U.S. Grains Council Publishes New Guide For High Protein Corn Co-Products

The U.S. Grains Council (USGC) recently released a handbook about new and evolving high-protein corn co-products produced by the U.S. ethanol industry. It is meant to update international customers on the nutritional profiles of these products and their applications in animal feed.

The Council is proud and excited to have led the creation of the handbook, which will articulate the differences between traditional distiller’s dried grains with solubles (DDGS) and newer, higher-protein corn co-products.

“Considering the increasing popularity and usages of U.S. DDGS, plus the new high-value corn co-products now entering the market, we believe this handbook will help buyers and end users stay informed on these high-quality feed ingredients,” said Kurt Shultz, USGC senior director of global strategies. “The Council has a robust catalog of information about U.S. corn co-products that will help international producers incorporate them into their animal rations.”

The high-protein handbook is a supplement to the Council’s existing series of DDGS user handbooks, which have been a resource for U.S. DDGS importers around the world since 2007.

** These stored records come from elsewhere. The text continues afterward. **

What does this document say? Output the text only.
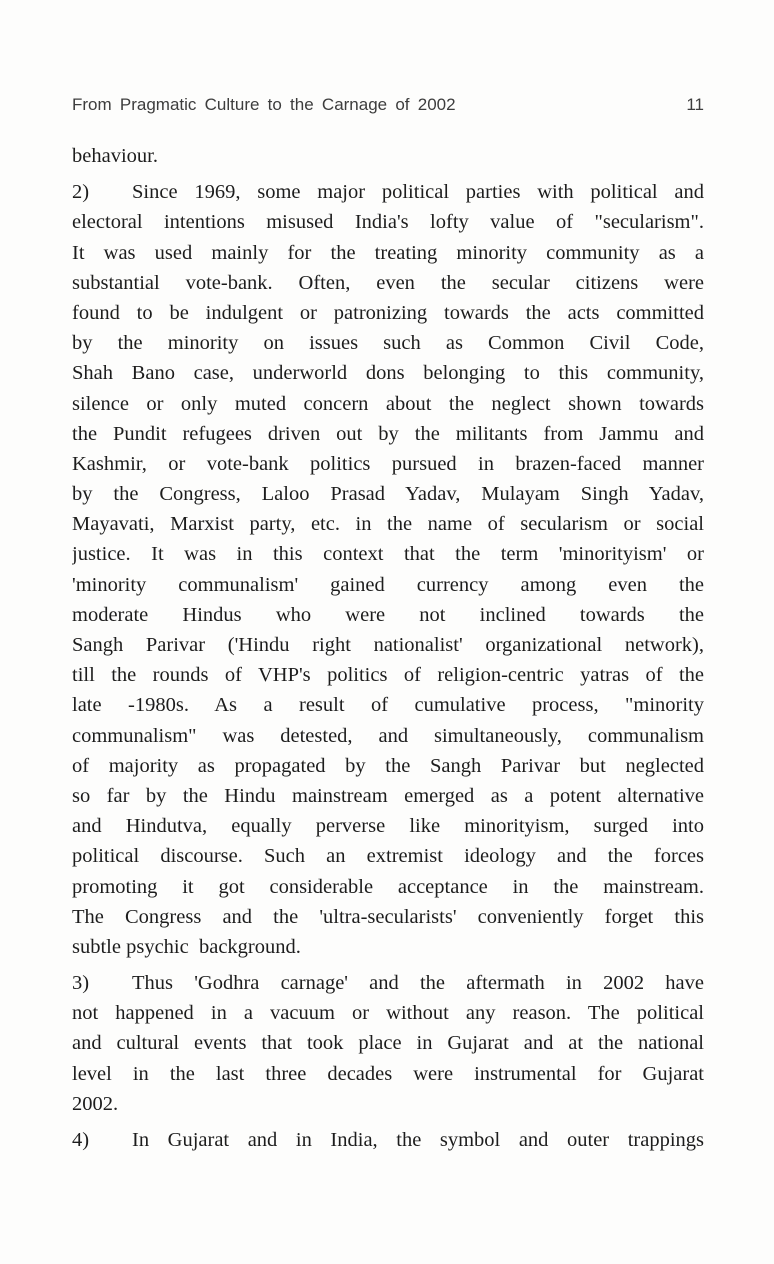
From Pragmatic Culture to the Carnage of 2002	11
behaviour.
2) Since 1969, some major political parties with political and
electoral intentions misused India's lofty value of "secularism".
It was used mainly for the treating minority community as a
substantial vote-bank. Often, even the secular citizens were
found to be indulgent or patronizing towards the acts committed
by the minority on issues such as Common Civil Code,
Shah Bano case, underworld dons belonging to this community,
silence or only muted concern about the neglect shown towards
the Pundit refugees driven out by the militants from Jammu and
Kashmir, or vote-bank politics pursued in brazen-faced manner
by the Congress, Laloo Prasad Yadav, Mulayam Singh Yadav,
Mayavati, Marxist party, etc. in the name of secularism or social
justice. It was in this context that the term 'minorityism' or
'minority communalism' gained currency among even the
moderate Hindus who were not inclined towards the
Sangh Parivar ('Hindu right nationalist' organizational network),
till the rounds of VHP's politics of religion-centric yatras of the
late -1980s. As a result of cumulative process, "minority
communalism" was detested, and simultaneously, communalism
of majority as propagated by the Sangh Parivar but neglected
so far by the Hindu mainstream emerged as a potent alternative
and Hindutva, equally perverse like minorityism, surged into
political discourse. Such an extremist ideology and the forces
promoting it got considerable acceptance in the mainstream.
The Congress and the 'ultra-secularists' conveniently forget this
subtle psychic  background.
3) Thus 'Godhra carnage' and the aftermath in 2002 have
not happened in a vacuum or without any reason. The political
and cultural events that took place in Gujarat and at the national
level in the last three decades were instrumental for Gujarat
2002.
4) In Gujarat and in India, the symbol and outer trappings
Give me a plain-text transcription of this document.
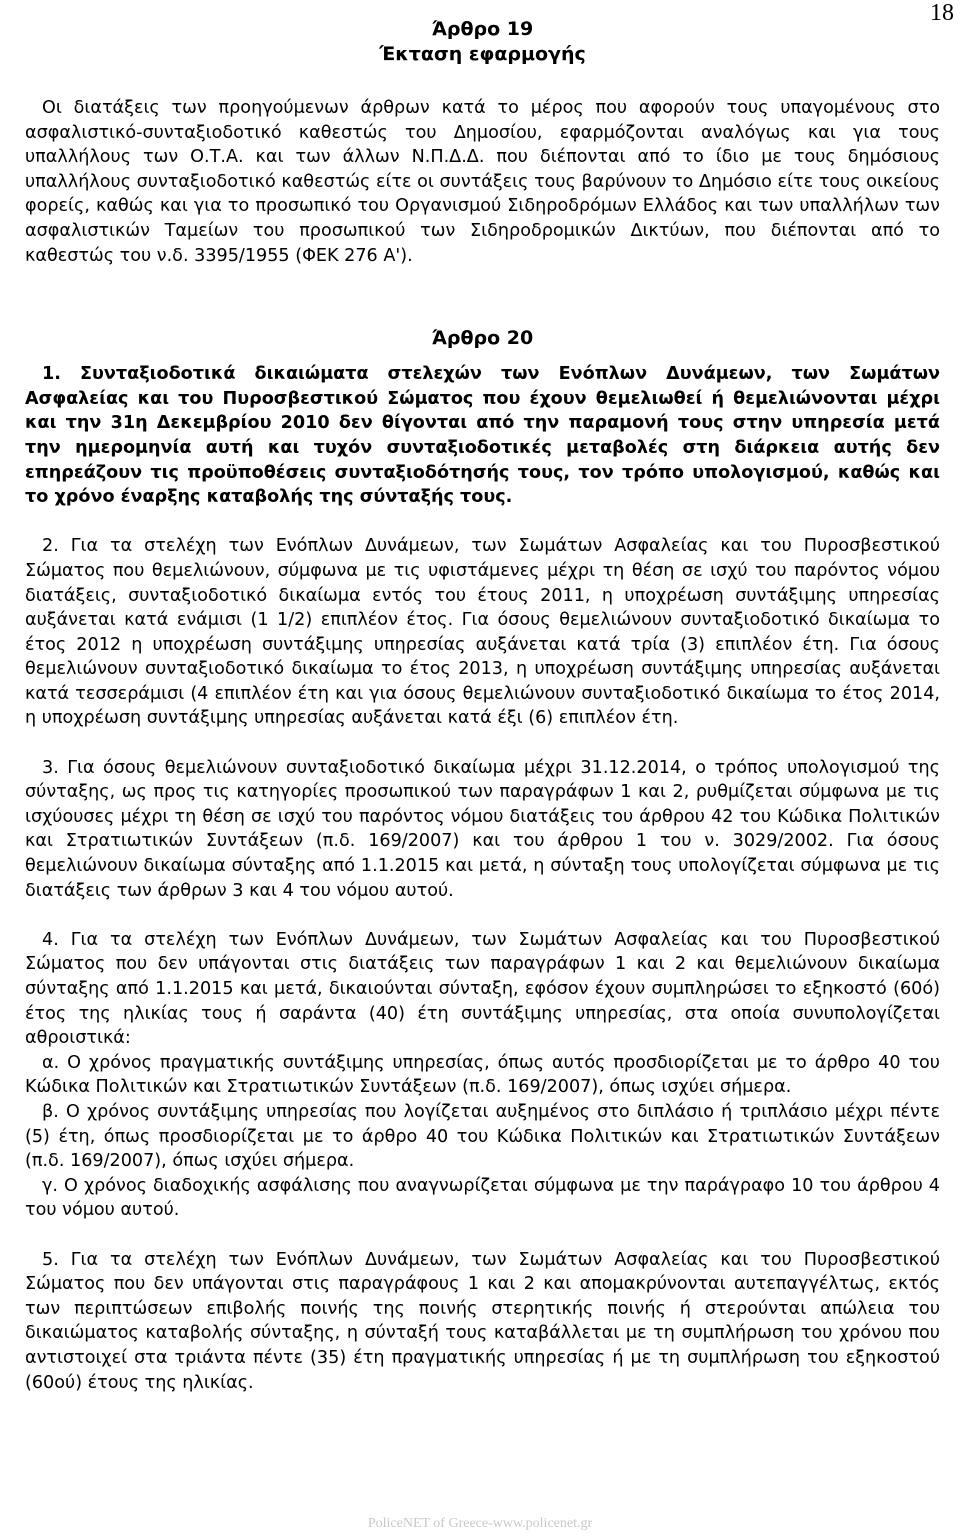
18
Άρθρο 19
Έκταση εφαρμογής

Οι διατάξεις των προηγούμενων άρθρων κατά το μέρος που αφορούν τους υπαγομένους στο ασφαλιστικό-συνταξιοδοτικό καθεστώς του Δημοσίου, εφαρμόζονται αναλόγως και για τους υπαλλήλους των Ο.Τ.Α. και των άλλων Ν.Π.Δ.Δ. που διέπονται από το ίδιο με τους δημόσιους υπαλλήλους συνταξιοδοτικό καθεστώς είτε οι συντάξεις τους βαρύνουν το Δημόσιο είτε τους οικείους φορείς, καθώς και για το προσωπικό του Οργανισμού Σιδηροδρόμων Ελλάδος και των υπαλλήλων των ασφαλιστικών Ταμείων του προσωπικού των Σιδηροδρομικών Δικτύων, που διέπονται από το καθεστώς του ν.δ. 3395/1955 (ΦΕΚ 276 Α').

Άρθρο 20

1. Συνταξιοδοτικά δικαιώματα στελεχών των Ενόπλων Δυνάμεων, των Σωμάτων Ασφαλείας και του Πυροσβεστικού Σώματος που έχουν θεμελιωθεί ή θεμελιώνονται μέχρι και την 31η Δεκεμβρίου 2010 δεν θίγονται από την παραμονή τους στην υπηρεσία μετά την ημερομηνία αυτή και τυχόν συνταξιοδοτικές μεταβολές στη διάρκεια αυτής δεν επηρεάζουν τις προϋποθέσεις συνταξιοδότησής τους, τον τρόπο υπολογισμού, καθώς και το χρόνο έναρξης καταβολής της σύνταξής τους.

2. Για τα στελέχη των Ενόπλων Δυνάμεων, των Σωμάτων Ασφαλείας και του Πυροσβεστικού Σώματος που θεμελιώνουν, σύμφωνα με τις υφιστάμενες μέχρι τη θέση σε ισχύ του παρόντος νόμου διατάξεις, συνταξιοδοτικό δικαίωμα εντός του έτους 2011, η υποχρέωση συντάξιμης υπηρεσίας αυξάνεται κατά ενάμισι (1 1/2) επιπλέον έτος. Για όσους θεμελιώνουν συνταξιοδοτικό δικαίωμα το έτος 2012 η υποχρέωση συντάξιμης υπηρεσίας αυξάνεται κατά τρία (3) επιπλέον έτη. Για όσους θεμελιώνουν συνταξιοδοτικό δικαίωμα το έτος 2013, η υποχρέωση συντάξιμης υπηρεσίας αυξάνεται κατά τεσσεράμισι (4 επιπλέον έτη και για όσους θεμελιώνουν συνταξιοδοτικό δικαίωμα το έτος 2014, η υποχρέωση συντάξιμης υπηρεσίας αυξάνεται κατά έξι (6) επιπλέον έτη.

3. Για όσους θεμελιώνουν συνταξιοδοτικό δικαίωμα μέχρι 31.12.2014, ο τρόπος υπολογισμού της σύνταξης, ως προς τις κατηγορίες προσωπικού των παραγράφων 1 και 2, ρυθμίζεται σύμφωνα με τις ισχύουσες μέχρι τη θέση σε ισχύ του παρόντος νόμου διατάξεις του άρθρου 42 του Κώδικα Πολιτικών και Στρατιωτικών Συντάξεων (π.δ. 169/2007) και του άρθρου 1 του ν. 3029/2002. Για όσους θεμελιώνουν δικαίωμα σύνταξης από 1.1.2015 και μετά, η σύνταξη τους υπολογίζεται σύμφωνα με τις διατάξεις των άρθρων 3 και 4 του νόμου αυτού.

4. Για τα στελέχη των Ενόπλων Δυνάμεων, των Σωμάτων Ασφαλείας και του Πυροσβεστικού Σώματος που δεν υπάγονται στις διατάξεις των παραγράφων 1 και 2 και θεμελιώνουν δικαίωμα σύνταξης από 1.1.2015 και μετά, δικαιούνται σύνταξη, εφόσον έχουν συμπληρώσει το εξηκοστό (60ό) έτος της ηλικίας τους ή σαράντα (40) έτη συντάξιμης υπηρεσίας, στα οποία συνυπολογίζεται αθροιστικά:

α. Ο χρόνος πραγματικής συντάξιμης υπηρεσίας, όπως αυτός προσδιορίζεται με το άρθρο 40 του Κώδικα Πολιτικών και Στρατιωτικών Συντάξεων (π.δ. 169/2007), όπως ισχύει σήμερα.

β. Ο χρόνος συντάξιμης υπηρεσίας που λογίζεται αυξημένος στο διπλάσιο ή τριπλάσιο μέχρι πέντε (5) έτη, όπως προσδιορίζεται με το άρθρο 40 του Κώδικα Πολιτικών και Στρατιωτικών Συντάξεων (π.δ. 169/2007), όπως ισχύει σήμερα.

γ. Ο χρόνος διαδοχικής ασφάλισης που αναγνωρίζεται σύμφωνα με την παράγραφο 10 του άρθρου 4 του νόμου αυτού.

5. Για τα στελέχη των Ενόπλων Δυνάμεων, των Σωμάτων Ασφαλείας και του Πυροσβεστικού Σώματος που δεν υπάγονται στις παραγράφους 1 και 2 και απομακρύνονται αυτεπαγγέλτως, εκτός των περιπτώσεων επιβολής ποινής της ποινής στερητικής ποινής ή στερούνται απώλεια του δικαιώματος καταβολής σύνταξης, η σύνταξή τους καταβάλλεται με τη συμπλήρωση του χρόνου που αντιστοιχεί στα τριάντα πέντε (35) έτη πραγματικής υπηρεσίας ή με τη συμπλήρωση του εξηκοστού (60ού) έτους της ηλικίας.

PoliceNET of Greece-www.policenet.gr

The guide was written by Dr. Jerry Shurson, a professor of animal nutrition at the University of Minnesota. Shurson also authored all four editions of the Council’s standard DDGS handbook, providing a consistent and digestible library of information about U.S. feed product options.

Contents of the handbook include chapters explaining the nutritional composition of high-protein corn co-products and details about feeding applications for a wide variety of animals, as well as in aquaculture diets. A chapter is also dedicated to wet and dried corn fiber/bran and solubles (CBS), de-oiled DDGS, and corn distillers oil (CDO) to give buyers and end-users even more information about the latest developments in U.S. corn co-products.

“In periods of higher global grain prices, U.S. corn co-products are one tool to lower feed costs,” Shultz said. “There are many excellent alternative feed ingredients produced by the U.S. ethanol industry. When included in properly formulated feeds, it results in outstanding animal health, performance and feed product quality.”